Не успели мы еще как следует усесться на опасно потрескивающие стулья, а он уже ловко и с алчной усмешкой, перекосившей его лицо влево, налил всем нам, поднял бокал и воскликнул:
— Господа! Здание!
— И-эх! — грянуло словно из одной груди.
Мы чокнулись и выпили. Незнакомый по вкусу алкогольный напиток слабым огнем медленно растекся у меня в груди. Баранн снова налил всем, понюхал рюмку, чмокнул и выкрикнул: — В дополнение к первой!
Я залпом выпил. Крематор, развалившись на стуле, закусывал бутербродами и ловко выплевывал семечки от огурцов, стараясь попасть в тарелку юноше. Баранн все наливал и наливал.
Мне сделалось жарко. Через какое-то время я уже не ощущал выпитого, лишь вместе с окружающими погружался в густую, светлую, колеблющуюся субстанцию.
Едва рюмки успевали наполниться, как их уже требовалось выпить, словно в этом было что-то неотложное, словно в любую минуту эту столь неожиданную, импровизированную пирушку что-то могло прервать.
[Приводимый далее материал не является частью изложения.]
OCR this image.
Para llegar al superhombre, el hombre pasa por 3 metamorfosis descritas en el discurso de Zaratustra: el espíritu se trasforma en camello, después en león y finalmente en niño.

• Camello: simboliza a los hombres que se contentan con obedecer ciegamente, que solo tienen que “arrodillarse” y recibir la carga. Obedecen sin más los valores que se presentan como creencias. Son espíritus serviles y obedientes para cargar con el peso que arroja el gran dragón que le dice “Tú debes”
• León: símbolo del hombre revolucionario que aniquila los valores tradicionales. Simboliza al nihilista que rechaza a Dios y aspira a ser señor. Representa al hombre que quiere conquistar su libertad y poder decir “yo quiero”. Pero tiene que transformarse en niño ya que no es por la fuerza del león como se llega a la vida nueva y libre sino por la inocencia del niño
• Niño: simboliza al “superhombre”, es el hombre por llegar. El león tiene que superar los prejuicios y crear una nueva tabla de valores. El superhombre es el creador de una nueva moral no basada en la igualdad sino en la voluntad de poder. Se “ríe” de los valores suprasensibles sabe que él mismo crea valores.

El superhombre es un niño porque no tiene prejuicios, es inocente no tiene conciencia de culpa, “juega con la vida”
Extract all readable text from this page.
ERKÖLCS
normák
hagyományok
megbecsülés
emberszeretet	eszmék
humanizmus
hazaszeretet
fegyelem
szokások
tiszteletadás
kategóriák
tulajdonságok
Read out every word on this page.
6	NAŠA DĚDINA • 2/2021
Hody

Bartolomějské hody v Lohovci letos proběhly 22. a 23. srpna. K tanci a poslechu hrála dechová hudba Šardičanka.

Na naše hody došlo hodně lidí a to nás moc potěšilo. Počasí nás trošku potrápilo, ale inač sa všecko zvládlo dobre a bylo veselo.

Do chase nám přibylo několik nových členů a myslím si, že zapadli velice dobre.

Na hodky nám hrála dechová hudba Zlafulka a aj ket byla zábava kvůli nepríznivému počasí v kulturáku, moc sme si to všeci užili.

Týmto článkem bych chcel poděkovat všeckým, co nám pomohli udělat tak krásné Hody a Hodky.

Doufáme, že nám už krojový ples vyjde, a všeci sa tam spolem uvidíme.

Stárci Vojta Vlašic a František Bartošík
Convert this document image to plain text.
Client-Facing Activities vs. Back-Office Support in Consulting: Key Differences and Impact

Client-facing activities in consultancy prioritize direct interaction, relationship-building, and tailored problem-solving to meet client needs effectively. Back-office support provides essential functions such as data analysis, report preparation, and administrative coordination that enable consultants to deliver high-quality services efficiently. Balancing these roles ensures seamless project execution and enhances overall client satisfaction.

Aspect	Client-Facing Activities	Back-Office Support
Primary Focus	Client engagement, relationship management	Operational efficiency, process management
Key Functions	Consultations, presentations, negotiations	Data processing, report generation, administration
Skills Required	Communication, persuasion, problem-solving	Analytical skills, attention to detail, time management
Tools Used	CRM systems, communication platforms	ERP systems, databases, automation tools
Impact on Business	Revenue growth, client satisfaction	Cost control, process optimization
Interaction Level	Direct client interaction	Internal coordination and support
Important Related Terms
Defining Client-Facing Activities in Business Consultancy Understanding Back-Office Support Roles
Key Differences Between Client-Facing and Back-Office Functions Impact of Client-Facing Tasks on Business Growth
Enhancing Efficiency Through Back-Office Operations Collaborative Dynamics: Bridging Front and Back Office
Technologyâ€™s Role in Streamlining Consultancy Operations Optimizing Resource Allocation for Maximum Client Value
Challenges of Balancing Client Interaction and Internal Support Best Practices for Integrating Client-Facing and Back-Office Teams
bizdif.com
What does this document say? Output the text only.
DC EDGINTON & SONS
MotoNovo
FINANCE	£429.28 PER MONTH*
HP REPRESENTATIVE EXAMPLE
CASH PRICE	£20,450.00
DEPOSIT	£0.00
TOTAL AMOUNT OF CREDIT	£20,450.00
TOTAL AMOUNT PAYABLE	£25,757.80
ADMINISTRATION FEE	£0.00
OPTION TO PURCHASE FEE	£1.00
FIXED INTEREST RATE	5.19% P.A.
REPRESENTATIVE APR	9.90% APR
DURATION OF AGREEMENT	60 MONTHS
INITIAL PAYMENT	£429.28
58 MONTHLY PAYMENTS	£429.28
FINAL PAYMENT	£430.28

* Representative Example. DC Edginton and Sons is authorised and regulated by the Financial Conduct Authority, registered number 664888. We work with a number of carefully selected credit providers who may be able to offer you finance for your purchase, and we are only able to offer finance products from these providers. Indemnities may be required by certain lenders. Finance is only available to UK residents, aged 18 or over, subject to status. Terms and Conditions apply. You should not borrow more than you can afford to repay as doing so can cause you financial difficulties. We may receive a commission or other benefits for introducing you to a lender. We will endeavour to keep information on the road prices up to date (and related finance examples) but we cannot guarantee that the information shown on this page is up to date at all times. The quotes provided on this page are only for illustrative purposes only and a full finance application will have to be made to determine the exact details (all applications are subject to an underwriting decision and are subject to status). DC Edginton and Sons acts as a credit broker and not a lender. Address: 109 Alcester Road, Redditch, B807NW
Странным казалось также и чрезмерное оживление этих людей, которое никак не объяснялось несколькими выпитыми рюмками.
— Что это за торт? Прованский? — спрашивал с набитым ртом толстый.
— Хе-хе, прованский, — ответил ему Баранн.
Крематор хохотал, неся всякий вздор: шутки, прибаутки, пьяные присловья.
— Твое здоровье, Бараннина, и твое, труполюб! — проревел толстый.
— Танатофилия — это влечение к смерти, а не к умершим, невежда, отрезал крематор.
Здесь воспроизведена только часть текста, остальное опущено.